About two years later, Halbach disappeared on Halloween 2005. Avery and his then 17-year-old nephew Brendan Dassey were accused of killing Halbach and burning her remains on the family’s salvage lot. Both got life terms, but Dassey is the only one eligible for parole – in 2048.
In the book, Griesbach accuses the rape case’s prosecutor Denis Vogel and then-Sheriff Tom Kocourek of ignoring the strong evidence against Allen, including that he was accused of similar crimes on the same beach where Beernsten was assaulted. But Avery, then 23, already had been in trouble – burning a cat and being accused of exposing himself to a sheriff’s deputy’s wife, so he quickly became the prime suspect. The prosecutor and sheriff relied heavily on Beerntsen pointing to Avery in a lineup; they never gave her a lineup that included Allen.

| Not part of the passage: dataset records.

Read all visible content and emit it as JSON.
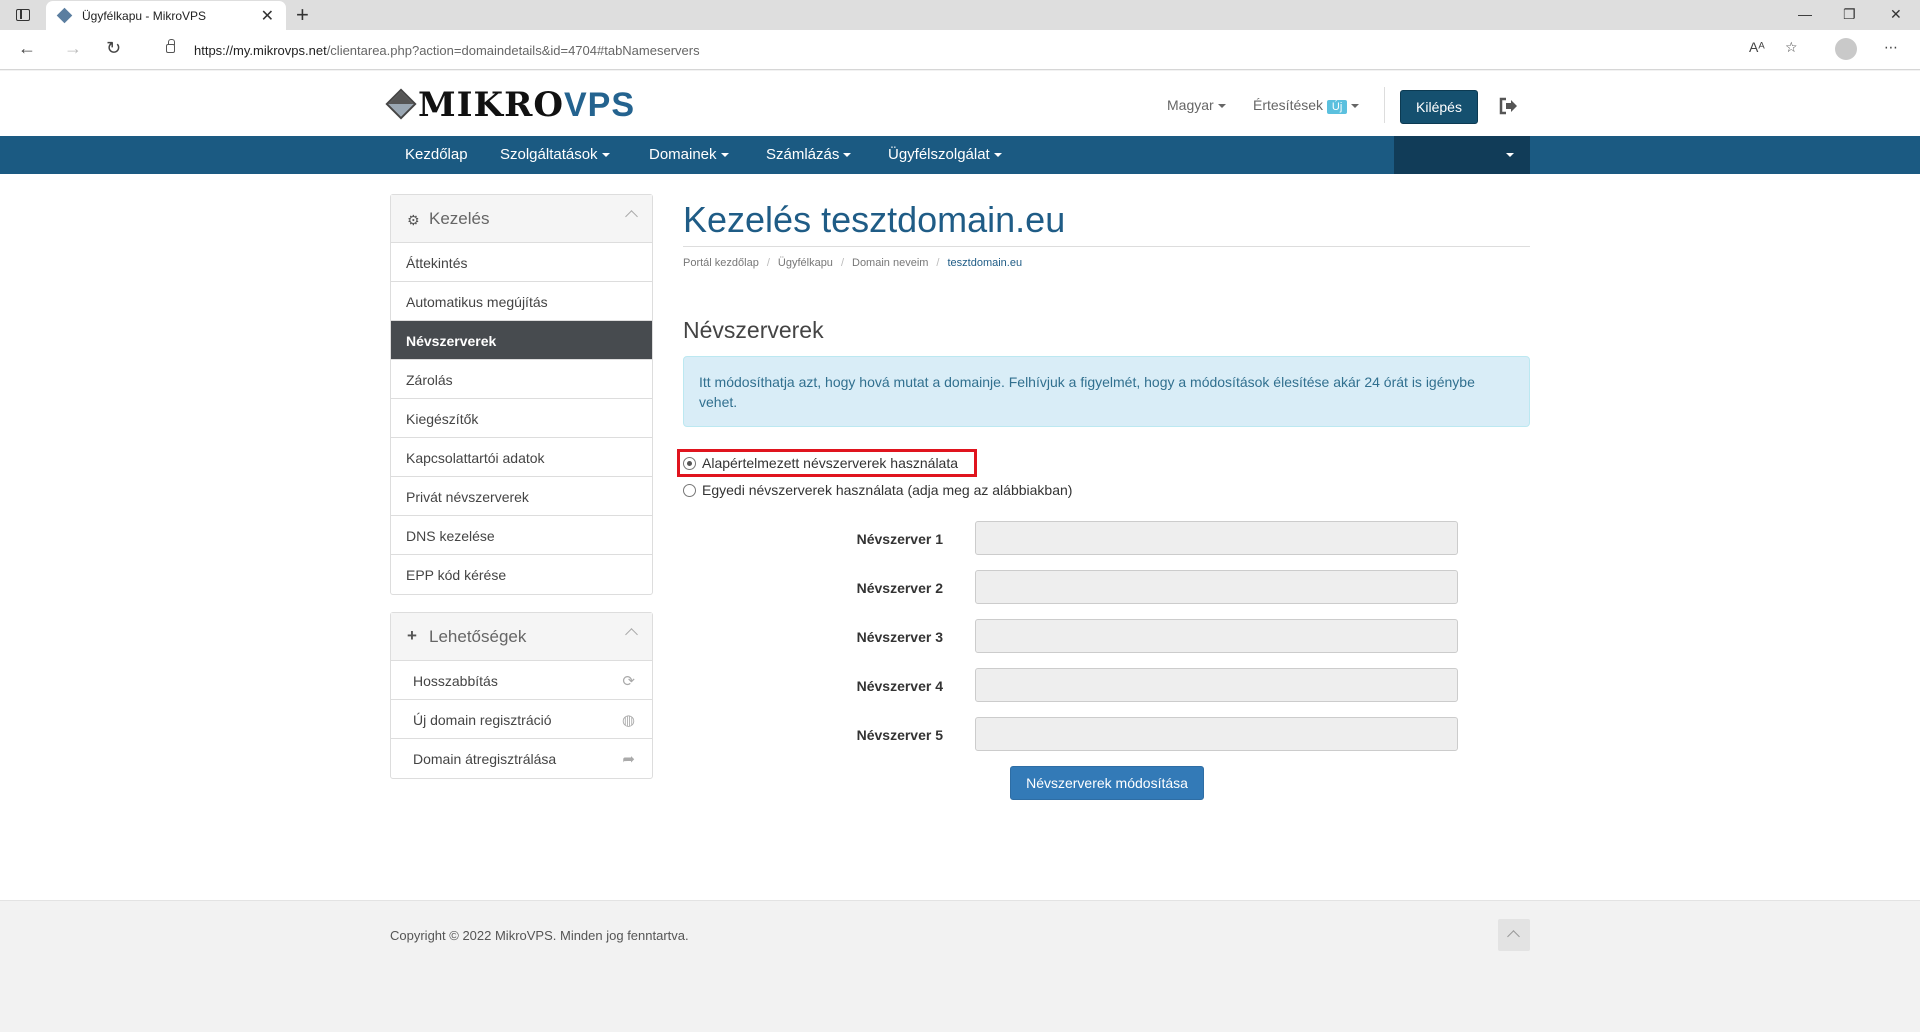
{
  "browser": {
    "tab_title": "Ügyfélkapu - MikroVPS",
    "url_domain": "https://my.mikrovps.net",
    "url_path": "/clientarea.php?action=domaindetails&id=4704#tabNameservers"
  },
  "header": {
    "logo_main": "MIKRO",
    "logo_accent": "VPS",
    "language": "Magyar",
    "notifications": "Értesítések",
    "notifications_badge": "Új",
    "logout": "Kilépés"
  },
  "nav": {
    "items": [
      {
        "label": "Kezdőlap"
      },
      {
        "label": "Szolgáltatások"
      },
      {
        "label": "Domainek"
      },
      {
        "label": "Számlázás"
      },
      {
        "label": "Ügyfélszolgálat"
      }
    ]
  },
  "sidebar": {
    "manage": {
      "title": "Kezelés",
      "items": [
        {
          "label": "Áttekintés"
        },
        {
          "label": "Automatikus megújítás"
        },
        {
          "label": "Névszerverek"
        },
        {
          "label": "Zárolás"
        },
        {
          "label": "Kiegészítők"
        },
        {
          "label": "Kapcsolattartói adatok"
        },
        {
          "label": "Privát névszerverek"
        },
        {
          "label": "DNS kezelése"
        },
        {
          "label": "EPP kód kérése"
        }
      ]
    },
    "options": {
      "title": "Lehetőségek",
      "items": [
        {
          "label": "Hosszabbítás"
        },
        {
          "label": "Új domain regisztráció"
        },
        {
          "label": "Domain átregisztrálása"
        }
      ]
    }
  },
  "main": {
    "title": "Kezelés tesztdomain.eu",
    "breadcrumbs": [
      "Portál kezdőlap",
      "Ügyfélkapu",
      "Domain neveim",
      "tesztdomain.eu"
    ],
    "section_title": "Névszerverek",
    "info": "Itt módosíthatja azt, hogy hová mutat a domainje. Felhívjuk a figyelmét, hogy a módosítások élesítése akár 24 órát is igénybe vehet.",
    "radio_default": "Alapértelmezett névszerverek használata",
    "radio_custom": "Egyedi névszerverek használata (adja meg az alábbiakban)",
    "ns_labels": [
      "Névszerver 1",
      "Névszerver 2",
      "Névszerver 3",
      "Névszerver 4",
      "Névszerver 5"
    ],
    "ns_values": [
      "",
      "",
      "",
      "",
      ""
    ],
    "submit": "Névszerverek módosítása"
  },
  "footer": {
    "copyright": "Copyright © 2022 MikroVPS. Minden jog fenntartva."
  }
}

In 2003, then-state Attorney General Peg Lautenschlager concluded that no criminal charges or ethics violations should be brought against any officials involved in the investigation and prosecution of Avery.
Griesbach, who helped the office during Avery’s exoneration, said in a 2011 state bar magazine that the prosecutor and sheriff had “moral shortcomings.”
“Perhaps they failed to appreciate the wrongfulness of their conduct; after all, ridding the streets of dangerous miscreants like Mr. Avery is part of their jobs,” Griesbach wrote. “But regardless of their intent, the devastating aftermath of their actions is a tragic example of the unintended consequences that can flow from a single wrong.”
Messages left by The Associated Press for Vogel and Kocourek were not returned.
Griesbach suggested Halbach might be alive today if not for the wrongful conviction, saying Avery’s prison time exacerbated “his sociopathic tendencies.” He noted that Avery told his wife he was trying to get his life back in line – so maybe Avery would have been successful in changing or going down the same path and landing in prison for a different crime.
He said several law professors around the country have already requested the book and he hopes this will make future prosecutors and attorneys “more aware of the enormous responsibility they will possess.”
Meanwhile, Halbach’s brother, Mike Halbach, is unhappy about the book.
“Violence doesn’t have to be made into entertainment, especially when additional undue harm is caused toward those who were victimized in the first place,” he said by email.
Griesbach said his only regret about the book is if it negatively affects the Halbach family.
Beerntsen wrote the book’s postscript and said she can understand the sentiments of Halbach family, but she hopes the book serves as a learning tool for prosecutors using suspect lineups.
“Not to learn from a case is to invite history to repeat itself,” she said.